The High Court was recently required to get involved in an unusual situation arising from the divorce of Sir Christopher Hohn and his ex-wife Jamie Cooper.
The hedge fund manager Sir Christopher Hohn and his ex-wife Jamie Cooper founded the Children's Investment Fund Foundation where they both sit as a trustee on its board. Following the divorce Jamie Cooper set up a new charity Big Win Philanthropy and a "deal" was struck that as part of the negotiations surrounding the divorce CIFF would make a payment of £280 million to Ms Cooper's new charity. It appears that Ms Cooper had been awarded £330 million from the divorce settlement and the assets that she and her ex-husband had in 2014 which the Judge at the time said reflected her contribution to the marriage and the accumulation of her ex-husband's wealth. In a separate aspect in 2015 Ms Cooper requested £393 million from CIFF to fund BWP in return for her stepping down from CIFF's board but in the end accepted an offer of £280 million. CIFF brought the grant before the High Court for approval before going ahead.
Despite having apparently agreed to this Sir Christopher Hohn argued that it was wrong for the payment to be made because it had not been arranged because of the charity's needs but as part of the "haggling" of the Divorce Proceedings. He argued it was not within the grant making powers of the charity's trustees to make a payment in order to secure a trustee's resignation.
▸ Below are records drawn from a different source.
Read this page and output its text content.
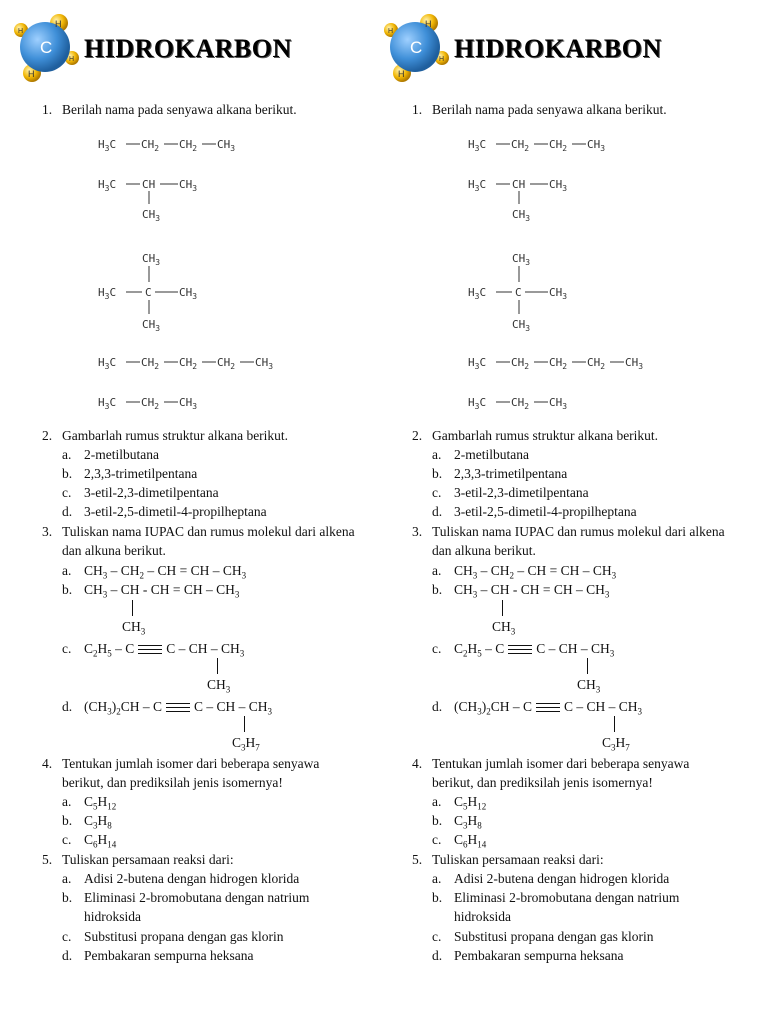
C
H
H
H
H
HIDROKARBON
1. Berilah nama pada senyawa alkana berikut.
$H_3C$ $CH_2$ $CH_2$ $CH_3$
$H_3C$ CH $CH_3$
$CH_3$
$CH_3$
$H_3C$	C $CH_3$
$CH_3$
$H_3C$ $CH_2$ $CH_2$ $CH_2$ $CH_3$
$H_3C$ $CH_2$ $CH_3$
2. Gambarlah rumus struktur alkana berikut.
a. 2-metilbutana
b. 2,3,3-trimetilpentana
c. 3-etil-2,3-dimetilpentana
d. 3-etil-2,5-dimetil-4-propilheptana
3. Tuliskan nama IUPAC dan rumus molekul dari alkena dan alkuna berikut.
a. $CH_3 - CH_2$ – CH = CH – $CH_3$
b. $CH_3$ – CH - CH = CH – $CH_3$
$CH_3$
c. $C_2H_5$ – C C – CH – $CH_3$
$CH_3$
d. $(CH_3)_2CH$ – C C – CH – $CH_3$
$C_3H_7$
4. Tentukan jumlah isomer dari beberapa senyawa berikut, dan prediksilah jenis isomernya!
a. $C_5H_{12}$
b. $C_3H_8$
c. $C_6H_{14}$
5. Tuliskan persamaan reaksi dari:
a. Adisi 2-butena dengan hidrogen klorida
b. Eliminasi 2-bromobutana dengan natrium hidroksida
c. Substitusi propana dengan gas klorin
d. Pembakaran sempurna heksana
C
H
H
H
H
HIDROKARBON
1. Berilah nama pada senyawa alkana berikut.
$H_3C$ $CH_2$ $CH_2$ $CH_3$
$H_3C$ CH $CH_3$
$CH_3$
$CH_3$
$H_3C$	C $CH_3$
$CH_3$
$H_3C$ $CH_2$ $CH_2$ $CH_2$ $CH_3$
$H_3C$ $CH_2$ $CH_3$
2. Gambarlah rumus struktur alkana berikut.
a. 2-metilbutana
b. 2,3,3-trimetilpentana
c. 3-etil-2,3-dimetilpentana
d. 3-etil-2,5-dimetil-4-propilheptana
3. Tuliskan nama IUPAC dan rumus molekul dari alkena dan alkuna berikut.
a. $CH_3 - CH_2$ – CH = CH – $CH_3$
b. $CH_3$ – CH - CH = CH – $CH_3$
$CH_3$
c. $C_2H_5$ – C C – CH – $CH_3$
$CH_3$
d. $(CH_3)_2CH$ – C C – CH – $CH_3$
$C_3H_7$
4. Tentukan jumlah isomer dari beberapa senyawa berikut, dan prediksilah jenis isomernya!
a. $C_5H_{12}$
b. $C_3H_8$
c. $C_6H_{14}$
5. Tuliskan persamaan reaksi dari:
a. Adisi 2-butena dengan hidrogen klorida
b. Eliminasi 2-bromobutana dengan natrium hidroksida
c. Substitusi propana dengan gas klorin
d. Pembakaran sempurna heksana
However the ruling from the Court was that it would be in the best interests of CIFF to make the grant and it would be inappropriate for the charity to renege on its agreement. As part of the deal Ms Cooper had also agreed to give £31 million of her own money to BWP if the CIFF grant was made.
The Charity Commission will now need to ratify the judgment and a spokesman for the Commission is quoted to have said rather neutrally "we note the judgment of the Court in the CIFF case. We will be giving full consideration to the proposed grant when the matter is referred to us in line with the judgment".
Whilst it is rare for charities or charitable funds to be involved in divorce settlements this does show that life is becoming increasingly complicated with an overlap between different areas of law effecting charities and individuals becoming more and more common.